La cereza del pastel
Hace 4 días en donde iba en moto de lo más tranquila con mi novio, pero una cuadrilla entera de ENACAL apareció y dijo lo que quiso, ni el chofer se quedo atrás, nosotros los aventajamos en los semáforos del Hugo Chávez -por Carretera Norte- y esperamos a que cambiara verde para poder entrar en la marginal de Waspan, pero nos aventajaron y se dieron gusto de decir cualquier locura. Yo nerviosa porque ya mi novio no podía más le dije que los aventajara o que los dejara ir, pero no pudo.
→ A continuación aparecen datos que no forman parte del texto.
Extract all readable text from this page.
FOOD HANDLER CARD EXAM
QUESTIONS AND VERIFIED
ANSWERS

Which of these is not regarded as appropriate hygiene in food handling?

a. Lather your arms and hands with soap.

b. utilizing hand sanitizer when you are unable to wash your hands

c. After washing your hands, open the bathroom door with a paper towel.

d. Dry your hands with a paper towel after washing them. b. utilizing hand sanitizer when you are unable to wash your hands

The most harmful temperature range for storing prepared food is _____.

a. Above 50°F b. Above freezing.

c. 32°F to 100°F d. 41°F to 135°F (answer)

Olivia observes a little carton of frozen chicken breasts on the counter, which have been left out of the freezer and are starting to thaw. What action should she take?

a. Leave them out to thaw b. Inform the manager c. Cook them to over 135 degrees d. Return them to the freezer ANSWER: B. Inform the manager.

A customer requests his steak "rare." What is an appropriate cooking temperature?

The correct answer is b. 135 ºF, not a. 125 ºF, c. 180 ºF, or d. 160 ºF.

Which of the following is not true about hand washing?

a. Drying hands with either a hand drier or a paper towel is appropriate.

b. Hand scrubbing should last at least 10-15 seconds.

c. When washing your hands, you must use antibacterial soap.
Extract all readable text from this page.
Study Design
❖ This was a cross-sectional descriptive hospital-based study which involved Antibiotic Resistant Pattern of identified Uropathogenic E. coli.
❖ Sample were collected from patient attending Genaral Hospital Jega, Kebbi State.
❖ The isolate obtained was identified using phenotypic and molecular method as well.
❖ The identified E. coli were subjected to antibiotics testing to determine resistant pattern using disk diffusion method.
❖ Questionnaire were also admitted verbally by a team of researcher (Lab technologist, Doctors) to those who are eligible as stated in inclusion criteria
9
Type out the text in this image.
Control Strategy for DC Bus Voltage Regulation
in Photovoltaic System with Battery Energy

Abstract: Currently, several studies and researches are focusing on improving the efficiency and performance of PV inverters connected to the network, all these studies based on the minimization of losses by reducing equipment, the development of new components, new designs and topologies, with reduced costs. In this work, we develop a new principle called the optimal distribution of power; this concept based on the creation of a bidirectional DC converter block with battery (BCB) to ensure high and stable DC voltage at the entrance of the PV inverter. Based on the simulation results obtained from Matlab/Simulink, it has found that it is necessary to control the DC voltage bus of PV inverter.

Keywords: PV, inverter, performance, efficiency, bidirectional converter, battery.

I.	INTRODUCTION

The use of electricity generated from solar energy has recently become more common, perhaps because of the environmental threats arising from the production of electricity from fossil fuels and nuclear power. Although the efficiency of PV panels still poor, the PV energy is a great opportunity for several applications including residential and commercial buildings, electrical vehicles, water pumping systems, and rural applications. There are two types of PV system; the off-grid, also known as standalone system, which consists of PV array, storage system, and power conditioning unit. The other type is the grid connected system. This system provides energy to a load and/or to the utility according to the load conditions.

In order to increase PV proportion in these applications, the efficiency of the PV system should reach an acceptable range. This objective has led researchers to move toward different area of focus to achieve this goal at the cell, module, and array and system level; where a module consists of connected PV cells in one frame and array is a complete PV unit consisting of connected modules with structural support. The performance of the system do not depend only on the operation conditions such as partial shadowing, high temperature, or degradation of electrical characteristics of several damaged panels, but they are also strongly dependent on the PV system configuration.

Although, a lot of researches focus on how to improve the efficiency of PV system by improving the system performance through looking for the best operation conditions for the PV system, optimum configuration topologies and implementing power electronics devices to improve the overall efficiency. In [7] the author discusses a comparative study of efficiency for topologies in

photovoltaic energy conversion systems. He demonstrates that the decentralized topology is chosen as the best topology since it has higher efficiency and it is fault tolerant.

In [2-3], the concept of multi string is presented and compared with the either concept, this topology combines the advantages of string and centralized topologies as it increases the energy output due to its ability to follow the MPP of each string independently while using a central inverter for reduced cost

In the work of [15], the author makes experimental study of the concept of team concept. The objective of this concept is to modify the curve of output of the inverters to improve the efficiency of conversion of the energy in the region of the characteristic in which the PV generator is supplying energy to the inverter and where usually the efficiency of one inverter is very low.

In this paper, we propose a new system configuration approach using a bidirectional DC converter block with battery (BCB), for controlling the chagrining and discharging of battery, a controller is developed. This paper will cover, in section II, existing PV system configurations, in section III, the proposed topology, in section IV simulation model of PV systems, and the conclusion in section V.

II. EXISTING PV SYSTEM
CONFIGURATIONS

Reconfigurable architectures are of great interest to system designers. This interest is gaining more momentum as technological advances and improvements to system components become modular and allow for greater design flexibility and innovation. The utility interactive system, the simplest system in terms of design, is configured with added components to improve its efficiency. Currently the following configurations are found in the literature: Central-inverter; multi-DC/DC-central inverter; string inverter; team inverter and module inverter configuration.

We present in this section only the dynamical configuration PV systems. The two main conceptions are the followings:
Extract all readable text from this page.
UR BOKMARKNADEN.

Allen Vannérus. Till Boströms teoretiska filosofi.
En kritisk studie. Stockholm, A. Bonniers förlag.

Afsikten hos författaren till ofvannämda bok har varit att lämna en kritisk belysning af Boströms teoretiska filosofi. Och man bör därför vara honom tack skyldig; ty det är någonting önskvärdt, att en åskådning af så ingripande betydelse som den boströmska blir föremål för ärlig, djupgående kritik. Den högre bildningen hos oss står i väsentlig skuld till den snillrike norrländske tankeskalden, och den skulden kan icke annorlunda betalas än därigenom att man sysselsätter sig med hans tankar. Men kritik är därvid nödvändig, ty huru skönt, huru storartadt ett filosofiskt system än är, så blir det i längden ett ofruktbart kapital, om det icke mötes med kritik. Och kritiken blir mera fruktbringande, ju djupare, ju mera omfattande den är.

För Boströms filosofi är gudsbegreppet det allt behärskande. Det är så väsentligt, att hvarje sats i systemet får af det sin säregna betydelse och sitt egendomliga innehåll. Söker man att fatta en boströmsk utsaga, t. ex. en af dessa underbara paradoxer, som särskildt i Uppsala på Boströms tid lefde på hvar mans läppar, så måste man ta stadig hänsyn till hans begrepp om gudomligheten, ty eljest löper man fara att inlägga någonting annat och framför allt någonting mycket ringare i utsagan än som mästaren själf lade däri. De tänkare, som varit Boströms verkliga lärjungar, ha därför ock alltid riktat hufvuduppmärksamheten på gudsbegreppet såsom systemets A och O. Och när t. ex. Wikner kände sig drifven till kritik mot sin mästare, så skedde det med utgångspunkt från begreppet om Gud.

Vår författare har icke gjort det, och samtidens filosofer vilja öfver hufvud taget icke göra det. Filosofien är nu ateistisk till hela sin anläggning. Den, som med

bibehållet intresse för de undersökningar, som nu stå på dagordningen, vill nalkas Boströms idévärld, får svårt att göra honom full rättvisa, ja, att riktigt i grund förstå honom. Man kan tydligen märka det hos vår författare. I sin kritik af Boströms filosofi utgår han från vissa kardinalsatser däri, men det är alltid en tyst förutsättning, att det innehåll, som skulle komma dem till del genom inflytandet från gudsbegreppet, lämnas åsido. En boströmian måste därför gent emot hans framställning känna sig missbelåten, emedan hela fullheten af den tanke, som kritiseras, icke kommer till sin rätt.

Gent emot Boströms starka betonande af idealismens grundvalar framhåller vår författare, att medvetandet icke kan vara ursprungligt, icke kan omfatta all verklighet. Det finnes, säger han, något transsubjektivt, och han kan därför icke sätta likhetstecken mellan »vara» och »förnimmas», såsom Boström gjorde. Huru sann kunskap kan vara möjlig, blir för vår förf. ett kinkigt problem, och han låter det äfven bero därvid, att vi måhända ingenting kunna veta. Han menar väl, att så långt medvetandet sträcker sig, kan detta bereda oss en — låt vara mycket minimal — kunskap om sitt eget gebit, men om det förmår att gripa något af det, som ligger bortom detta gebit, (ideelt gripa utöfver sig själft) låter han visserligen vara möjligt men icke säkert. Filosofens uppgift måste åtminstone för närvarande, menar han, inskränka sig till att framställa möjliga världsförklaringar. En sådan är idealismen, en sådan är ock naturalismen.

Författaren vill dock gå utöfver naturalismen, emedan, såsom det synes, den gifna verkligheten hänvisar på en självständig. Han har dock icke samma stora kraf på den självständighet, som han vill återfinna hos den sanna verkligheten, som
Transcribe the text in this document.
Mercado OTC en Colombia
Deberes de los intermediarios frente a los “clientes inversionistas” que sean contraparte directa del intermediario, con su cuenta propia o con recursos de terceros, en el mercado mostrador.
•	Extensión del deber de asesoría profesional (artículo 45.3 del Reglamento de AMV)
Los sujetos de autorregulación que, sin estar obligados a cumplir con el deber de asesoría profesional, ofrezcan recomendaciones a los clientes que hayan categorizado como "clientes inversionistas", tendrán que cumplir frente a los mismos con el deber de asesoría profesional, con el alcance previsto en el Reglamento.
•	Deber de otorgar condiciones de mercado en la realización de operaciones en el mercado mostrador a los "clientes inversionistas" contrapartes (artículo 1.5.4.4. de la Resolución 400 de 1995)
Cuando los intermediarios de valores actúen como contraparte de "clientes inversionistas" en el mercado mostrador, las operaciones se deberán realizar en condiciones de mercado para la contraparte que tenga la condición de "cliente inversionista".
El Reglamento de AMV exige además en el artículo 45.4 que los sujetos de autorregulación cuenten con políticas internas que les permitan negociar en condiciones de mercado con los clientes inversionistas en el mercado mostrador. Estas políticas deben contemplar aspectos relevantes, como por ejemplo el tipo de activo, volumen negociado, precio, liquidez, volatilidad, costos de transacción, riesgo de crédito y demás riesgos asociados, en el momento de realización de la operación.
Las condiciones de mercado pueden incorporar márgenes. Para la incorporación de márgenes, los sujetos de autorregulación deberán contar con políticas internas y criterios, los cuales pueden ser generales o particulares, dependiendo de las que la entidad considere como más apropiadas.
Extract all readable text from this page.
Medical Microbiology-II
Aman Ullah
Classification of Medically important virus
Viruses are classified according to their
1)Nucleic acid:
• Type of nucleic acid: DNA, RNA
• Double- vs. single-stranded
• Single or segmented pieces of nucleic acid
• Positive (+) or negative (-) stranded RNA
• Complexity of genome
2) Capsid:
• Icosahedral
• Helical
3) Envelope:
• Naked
Los aventajo y paró en seco haciendo que el camión frenara también, aquel hombre indignado todavía por la mala maniobra se quejó, y ahí se descargó la ira que traía mi novio, yo solo lo abrazaba y le decía que no se bajara de la moto, tenía miedo de que todos esos hombres le hicieran daño, pues sabía que me estaba defendiendo, pero no podía dejar que se metiera a problemas en donde ellos tenían la ventaja numérica y en fuerza.
Nos fuimos a mi casa en donde se me posó un dolor de cabeza que no salió de mi hasta las 10 de la noche, y estoy hablando que pasé un rato bien asustada, pálida y temblorosa, pero no por mí, sino por el problema en que pudimos habernos metido solo porque me puse una licra negra y una camisa que aunque era grande y algo larga, no bastó para escuchar todas esas cosas.
Lo más triste e indignante fue que una mujer iba en la cabina con el chofer en risas por lo que estaba pasando. Entonces me pregunto: ¿estará la solución en cambiar la forma de vestir? Yo creo que no. Me considero una mujer que no se viste «provocativa» por miedo a que pasen cosas como éstas y aun así pasan.
Tengo miedo por todas las mujeres que vivimos esto a diario.